Let $\mathcal{N}(\mu,\sigma^2)$ denote the Gaussian distribution on $\mathbb{R}$:
$$ \mathcal{N}(\mu,\sigma^2)(x) = \frac{1}{\sqrt{2\pi\sigma^2}} e^{-\frac{(x-\mu)^2}{2\sigma^2}}.$$
A Gaussian distribution is defined by its mean $\mu\in\mathbb{R}$ and its standard deviation $\sigma>0$. Thus the upper-half plane is the parameter space for the normal family of distributions. Let $z = \mu+i\sigma$ denote an element of the upper-half plane, to be interpreted as the parameters for the Gaussian $\mathcal{N}(\mu,\sigma^2)$.

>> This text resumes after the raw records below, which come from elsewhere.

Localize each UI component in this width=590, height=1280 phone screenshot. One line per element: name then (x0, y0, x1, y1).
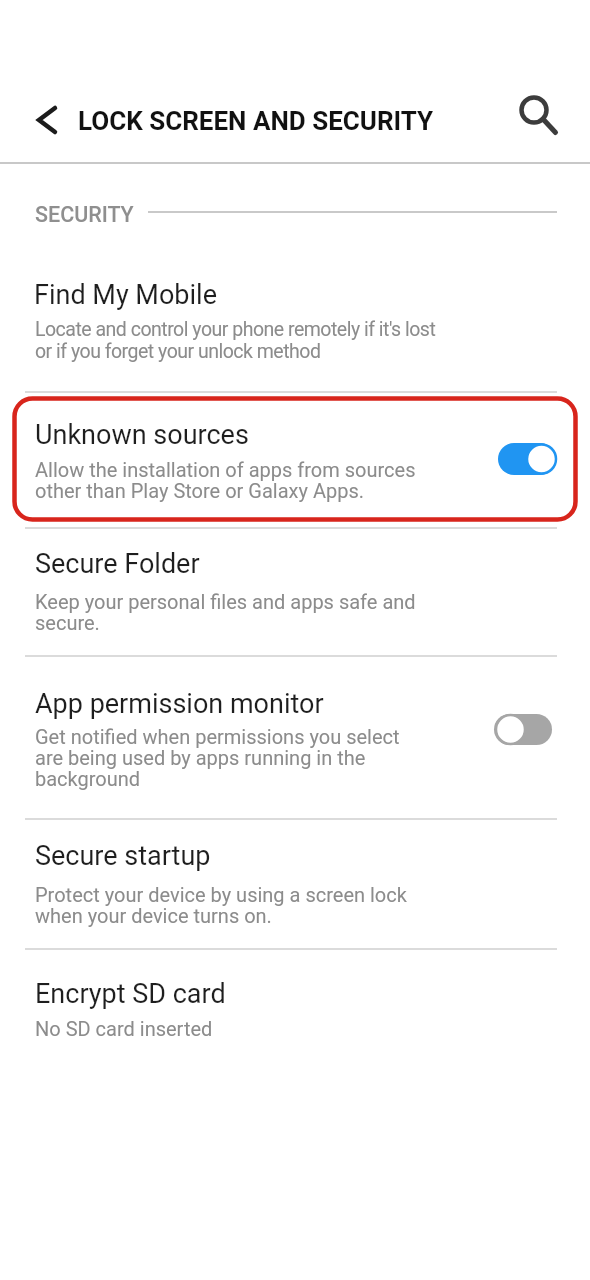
button[interactable]: Unknown sources (0, 392, 590, 527)
staticText: Encrypt SD card (35, 978, 226, 1010)
staticText: Unknown sources (35, 419, 249, 451)
staticText: Protect your device by using a screen lo… (35, 883, 407, 928)
button[interactable]: Encrypt SD card (0, 949, 590, 1079)
staticText: Find My Mobile (34, 279, 217, 311)
button[interactable]: Secure startup (0, 819, 590, 948)
staticText: App permission monitor (35, 688, 324, 720)
button[interactable] (510, 86, 560, 136)
staticText: LOCK SCREEN AND SECURITY (78, 106, 434, 136)
button[interactable]: Find My Mobile (0, 240, 590, 392)
staticText: Allow the installation of apps from sour… (35, 458, 416, 503)
button[interactable]: Secure Folder (0, 528, 590, 655)
staticText: No SD card inserted (35, 1017, 213, 1040)
staticText: Locate and control your phone remotely i… (35, 318, 436, 363)
staticText: Keep your personal files and apps safe a… (35, 590, 416, 635)
staticText: Secure startup (35, 840, 211, 872)
button[interactable] (496, 439, 562, 479)
staticText: Get notified when permissions you select… (35, 725, 400, 791)
button[interactable] (23, 96, 71, 144)
button[interactable] (492, 710, 558, 750)
staticText: SECURITY (35, 202, 134, 227)
button[interactable]: App permission monitor (0, 656, 590, 818)
staticText: Secure Folder (35, 548, 200, 580)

Let $G\in SL(2,\mathbb{R})$, the group of two by two real matrices with unit determinant. Let $g = \begin{pmatrix}a & b\\ c&d\end{pmatrix}$ be an element of $G$. This group acts on the upper-half plane by fractional linear transformations:
$$g\cdot z = \frac{az+b}{cz+d}.$$
Thus $G$ acts on Gaussians via $$ g\cdot \mathcal{N}(\mu,\sigma^2) = \mathcal{N}(Re(g\cdot z),\, (Im(g\cdot z))^2).$$
We now describe this action in more detail. If $g = \begin{pmatrix}a & b\\ 0&d\end{pmatrix}$, then $g$ acts on a Gaussian as follows: $$ g\cdot \mathcal{N}(\mu,\sigma^2) = \mathcal{N}\left(\frac a d \mu + \frac b d,\, \frac {a^2} {d^2} \sigma^2\right).$$
For an arbitrary $g$, it follows that $$\begin{align*} Re(g\cdot z) &= \frac{ac(\mu^2+\sigma^2) + bd + (ad+bc)\mu}{(c\mu+d)^2+c^2\sigma^2}\\ Im(g\cdot z) &= \frac{\sigma}{(c\mu+d)^2+c^2\sigma^2}, \end{align*} $$ and the action is $$ g\cdot \mathcal{N}(\mu,\sigma^2) = \mathcal{N}\left(\frac{ac(\mu^2+\sigma^2) + bd + (ad+bc)\mu}{(c\mu+d)^2+c^2\sigma^2},\left(\frac{\sigma}{(c\mu+d)^2+c^2\sigma^2}\right)^2\right).$$
$G$ has the Iwasawa decomposition $KAN$. Thus $g = k(g)a(g)n(g)$, where $$\begin{align*} k(g) &= \begin{pmatrix}\cos\theta & -\sin\theta\\ \sin\theta&\cos\theta\end{pmatrix}\end{align*}\\ a(g) = \begin{pmatrix}e^t & 0\\ 0&e^{-t}\end{pmatrix}\\ n(g) = \begin{pmatrix}1 & u\\ 0&1\end{pmatrix}, $$ where $\theta$, $t$, and $u$ are analytic functions of the coefficients of $g$ (see Keith Conrad's notes).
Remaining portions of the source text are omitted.